In Greek mythology, Bias (/ˈbaɪ.əs/; Βίας), was one of the three kings of Argos when the kingdom was divided into three domains. The other kings were his brother Melampus and Anaxagoras. From Bias, they say, a river in Messenia was called.

== Family ==
According to Pausanias, Amythaon was the father of Bias and the seer Melampus by Idomene, daughter of Pheres or Abas of Argos; otherwise their mother was called Aglaia. Bias was the father of Talaus by his first wife Pero while together with Iphianassa, daughter of Proetus, had a daughter Anaxibia (Alphesiboea) who married Pelias, to whom she bore Acastus and several daughters. It is mentioned by Apollonius of Rhodes that Bias had three sons: Talaus, Arëius, and Leodocus who were crew of the Argo. One source, named the children of Bias as Perialces, Aretos and Alphesiboea.

== Mythology ==
Bias married his cousin Pero who was the daughter of Neleus.

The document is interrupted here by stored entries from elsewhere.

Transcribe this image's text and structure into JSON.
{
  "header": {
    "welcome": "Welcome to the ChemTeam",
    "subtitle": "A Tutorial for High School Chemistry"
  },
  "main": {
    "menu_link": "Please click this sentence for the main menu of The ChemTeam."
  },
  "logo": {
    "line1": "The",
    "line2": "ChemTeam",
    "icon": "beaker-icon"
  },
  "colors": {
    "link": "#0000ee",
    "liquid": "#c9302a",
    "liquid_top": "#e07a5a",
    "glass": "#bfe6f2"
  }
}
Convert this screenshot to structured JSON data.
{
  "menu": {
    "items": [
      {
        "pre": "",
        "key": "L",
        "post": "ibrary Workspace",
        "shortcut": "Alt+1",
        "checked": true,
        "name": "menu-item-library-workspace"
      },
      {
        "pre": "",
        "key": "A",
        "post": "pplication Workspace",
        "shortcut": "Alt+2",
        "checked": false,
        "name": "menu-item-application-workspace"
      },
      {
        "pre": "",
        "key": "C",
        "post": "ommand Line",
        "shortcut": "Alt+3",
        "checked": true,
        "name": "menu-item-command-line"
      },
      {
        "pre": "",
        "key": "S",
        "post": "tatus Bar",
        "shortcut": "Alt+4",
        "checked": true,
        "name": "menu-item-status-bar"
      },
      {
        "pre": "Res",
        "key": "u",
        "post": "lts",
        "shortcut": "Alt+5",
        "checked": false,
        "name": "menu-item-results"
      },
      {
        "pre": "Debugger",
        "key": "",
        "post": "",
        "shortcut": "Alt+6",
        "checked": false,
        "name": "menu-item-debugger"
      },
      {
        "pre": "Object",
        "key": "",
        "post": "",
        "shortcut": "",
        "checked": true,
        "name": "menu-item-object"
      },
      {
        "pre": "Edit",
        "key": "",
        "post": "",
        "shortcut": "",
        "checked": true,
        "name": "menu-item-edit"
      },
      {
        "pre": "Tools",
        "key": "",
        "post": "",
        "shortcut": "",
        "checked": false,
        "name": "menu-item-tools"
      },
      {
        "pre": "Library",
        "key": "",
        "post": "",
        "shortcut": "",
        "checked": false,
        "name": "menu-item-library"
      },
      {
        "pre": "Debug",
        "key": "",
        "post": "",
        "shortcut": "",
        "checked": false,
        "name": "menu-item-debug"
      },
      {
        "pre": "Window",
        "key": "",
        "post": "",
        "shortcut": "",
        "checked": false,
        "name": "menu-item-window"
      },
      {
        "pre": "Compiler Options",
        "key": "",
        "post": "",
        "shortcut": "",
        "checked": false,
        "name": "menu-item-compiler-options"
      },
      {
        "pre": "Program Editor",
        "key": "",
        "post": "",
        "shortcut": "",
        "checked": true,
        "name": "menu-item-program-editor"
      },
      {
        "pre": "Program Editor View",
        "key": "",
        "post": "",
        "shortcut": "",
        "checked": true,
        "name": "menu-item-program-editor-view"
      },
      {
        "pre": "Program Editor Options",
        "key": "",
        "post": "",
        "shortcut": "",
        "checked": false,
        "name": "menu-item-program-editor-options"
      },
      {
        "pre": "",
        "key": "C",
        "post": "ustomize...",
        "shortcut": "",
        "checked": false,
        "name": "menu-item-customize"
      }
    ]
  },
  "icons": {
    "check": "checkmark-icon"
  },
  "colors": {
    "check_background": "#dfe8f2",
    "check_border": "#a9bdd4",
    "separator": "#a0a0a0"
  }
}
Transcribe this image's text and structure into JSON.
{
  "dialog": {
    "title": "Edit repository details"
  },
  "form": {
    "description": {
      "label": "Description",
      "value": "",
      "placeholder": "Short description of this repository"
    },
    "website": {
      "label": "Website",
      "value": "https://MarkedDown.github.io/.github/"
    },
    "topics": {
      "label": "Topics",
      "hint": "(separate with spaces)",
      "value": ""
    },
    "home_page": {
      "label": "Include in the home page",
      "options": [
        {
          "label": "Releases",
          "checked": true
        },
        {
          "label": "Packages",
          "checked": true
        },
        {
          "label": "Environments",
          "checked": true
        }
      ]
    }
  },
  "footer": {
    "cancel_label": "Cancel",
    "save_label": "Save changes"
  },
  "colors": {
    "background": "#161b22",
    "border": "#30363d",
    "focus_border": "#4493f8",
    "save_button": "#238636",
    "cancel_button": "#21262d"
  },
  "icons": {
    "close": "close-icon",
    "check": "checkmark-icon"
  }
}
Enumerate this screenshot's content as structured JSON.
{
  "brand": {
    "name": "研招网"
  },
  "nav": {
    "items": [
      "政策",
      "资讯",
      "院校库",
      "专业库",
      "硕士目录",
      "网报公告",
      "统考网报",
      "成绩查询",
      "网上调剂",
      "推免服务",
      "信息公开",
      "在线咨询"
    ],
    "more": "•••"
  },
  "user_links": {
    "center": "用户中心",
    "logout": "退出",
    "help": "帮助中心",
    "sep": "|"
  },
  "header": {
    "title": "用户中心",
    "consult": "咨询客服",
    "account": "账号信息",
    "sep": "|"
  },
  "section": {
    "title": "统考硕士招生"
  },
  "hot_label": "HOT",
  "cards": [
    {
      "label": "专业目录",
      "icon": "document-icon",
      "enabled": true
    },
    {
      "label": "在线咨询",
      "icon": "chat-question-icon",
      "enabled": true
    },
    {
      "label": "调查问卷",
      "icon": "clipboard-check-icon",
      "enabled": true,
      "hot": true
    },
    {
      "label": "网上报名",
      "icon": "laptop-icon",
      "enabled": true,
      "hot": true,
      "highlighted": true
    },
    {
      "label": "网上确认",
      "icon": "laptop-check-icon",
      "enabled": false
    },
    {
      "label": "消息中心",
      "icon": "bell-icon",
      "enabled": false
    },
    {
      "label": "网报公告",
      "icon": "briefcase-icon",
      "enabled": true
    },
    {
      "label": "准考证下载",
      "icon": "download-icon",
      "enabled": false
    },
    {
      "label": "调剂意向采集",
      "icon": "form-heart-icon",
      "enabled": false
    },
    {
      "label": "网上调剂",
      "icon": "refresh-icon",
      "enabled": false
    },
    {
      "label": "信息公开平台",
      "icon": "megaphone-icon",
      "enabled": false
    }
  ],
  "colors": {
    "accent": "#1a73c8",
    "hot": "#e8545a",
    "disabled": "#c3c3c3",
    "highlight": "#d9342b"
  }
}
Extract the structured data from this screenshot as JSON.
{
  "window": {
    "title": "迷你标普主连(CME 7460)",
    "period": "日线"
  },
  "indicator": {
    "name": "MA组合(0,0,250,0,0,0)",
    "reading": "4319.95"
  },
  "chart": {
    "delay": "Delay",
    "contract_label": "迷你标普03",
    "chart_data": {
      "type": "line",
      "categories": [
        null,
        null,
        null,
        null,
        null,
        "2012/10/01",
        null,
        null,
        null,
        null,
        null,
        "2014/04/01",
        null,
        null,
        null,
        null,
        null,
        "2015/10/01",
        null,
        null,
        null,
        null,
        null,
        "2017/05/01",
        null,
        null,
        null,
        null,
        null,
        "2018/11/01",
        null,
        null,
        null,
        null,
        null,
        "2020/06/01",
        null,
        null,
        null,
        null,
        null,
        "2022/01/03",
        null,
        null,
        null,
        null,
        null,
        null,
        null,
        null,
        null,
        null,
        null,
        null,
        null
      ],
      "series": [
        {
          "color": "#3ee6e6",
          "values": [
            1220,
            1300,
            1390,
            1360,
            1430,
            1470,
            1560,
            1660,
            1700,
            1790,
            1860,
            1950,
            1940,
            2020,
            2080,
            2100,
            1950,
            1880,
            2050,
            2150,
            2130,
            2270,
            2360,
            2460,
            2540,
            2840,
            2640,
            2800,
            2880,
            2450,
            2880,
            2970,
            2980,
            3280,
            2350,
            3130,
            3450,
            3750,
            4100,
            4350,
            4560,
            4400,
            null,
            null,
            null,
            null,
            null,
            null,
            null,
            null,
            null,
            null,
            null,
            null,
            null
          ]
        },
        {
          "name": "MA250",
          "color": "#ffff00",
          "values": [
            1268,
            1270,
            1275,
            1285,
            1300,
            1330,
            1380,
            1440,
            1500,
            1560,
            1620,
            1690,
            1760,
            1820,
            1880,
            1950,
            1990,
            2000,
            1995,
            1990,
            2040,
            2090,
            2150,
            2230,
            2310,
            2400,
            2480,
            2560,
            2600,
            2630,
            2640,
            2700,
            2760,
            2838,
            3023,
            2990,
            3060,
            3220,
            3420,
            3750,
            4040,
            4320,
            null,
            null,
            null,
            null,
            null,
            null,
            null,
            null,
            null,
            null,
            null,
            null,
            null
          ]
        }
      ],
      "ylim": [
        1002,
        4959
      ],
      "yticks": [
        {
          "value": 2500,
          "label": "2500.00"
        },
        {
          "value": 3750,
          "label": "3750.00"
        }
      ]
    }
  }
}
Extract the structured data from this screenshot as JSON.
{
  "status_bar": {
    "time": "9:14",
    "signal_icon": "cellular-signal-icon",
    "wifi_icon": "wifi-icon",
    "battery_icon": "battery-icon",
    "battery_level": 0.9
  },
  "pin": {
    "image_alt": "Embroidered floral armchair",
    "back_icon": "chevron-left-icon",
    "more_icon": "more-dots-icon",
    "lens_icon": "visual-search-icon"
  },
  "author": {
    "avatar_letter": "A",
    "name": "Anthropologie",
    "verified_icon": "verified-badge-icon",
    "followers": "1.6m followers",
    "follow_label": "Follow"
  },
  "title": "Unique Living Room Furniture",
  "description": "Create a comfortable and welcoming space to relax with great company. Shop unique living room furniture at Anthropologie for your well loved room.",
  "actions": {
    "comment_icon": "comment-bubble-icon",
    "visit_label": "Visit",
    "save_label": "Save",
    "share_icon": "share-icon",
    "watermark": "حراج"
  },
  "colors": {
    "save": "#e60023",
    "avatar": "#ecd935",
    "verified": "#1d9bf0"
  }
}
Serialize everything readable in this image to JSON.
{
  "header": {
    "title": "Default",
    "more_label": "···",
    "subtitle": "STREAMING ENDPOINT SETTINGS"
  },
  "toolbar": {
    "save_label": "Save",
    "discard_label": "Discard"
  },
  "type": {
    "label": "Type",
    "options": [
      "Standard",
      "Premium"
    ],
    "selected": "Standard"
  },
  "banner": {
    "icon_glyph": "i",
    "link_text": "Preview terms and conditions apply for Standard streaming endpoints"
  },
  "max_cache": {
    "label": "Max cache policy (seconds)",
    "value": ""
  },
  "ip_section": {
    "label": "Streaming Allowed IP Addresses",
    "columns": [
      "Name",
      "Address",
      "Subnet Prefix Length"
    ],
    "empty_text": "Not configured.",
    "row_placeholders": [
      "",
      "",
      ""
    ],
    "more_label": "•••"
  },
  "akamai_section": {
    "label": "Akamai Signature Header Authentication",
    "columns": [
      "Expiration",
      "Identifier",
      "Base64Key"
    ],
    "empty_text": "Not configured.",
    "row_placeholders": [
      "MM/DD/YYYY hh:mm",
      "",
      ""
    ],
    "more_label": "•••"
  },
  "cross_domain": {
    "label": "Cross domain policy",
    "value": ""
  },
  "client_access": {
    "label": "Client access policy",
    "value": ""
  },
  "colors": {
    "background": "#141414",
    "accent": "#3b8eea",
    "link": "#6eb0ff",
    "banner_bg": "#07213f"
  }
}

It was said that Neleus would not allow his daughter to marry anyone unless the suitor brought him the oxen of Iphiclus. These Melampus achieved with courage and using his supernatural abilities of speaking with animals, upon winning the challenge he arranged the marriage of Pero and Bias. The couple had one child together, Talaus.

When Pero died, Bias remarried Iphianassa, daughter of Proetus, after Melampus had cured her, her sisters and the Argive women from madness. He received one third of Proetus's kingdom all of which he gave to Bias. According to Pausanias, the Biantidae continued to rule in Argos for four generations: Bias – Talaus – Adrastus – Diomedes – Cyanippus.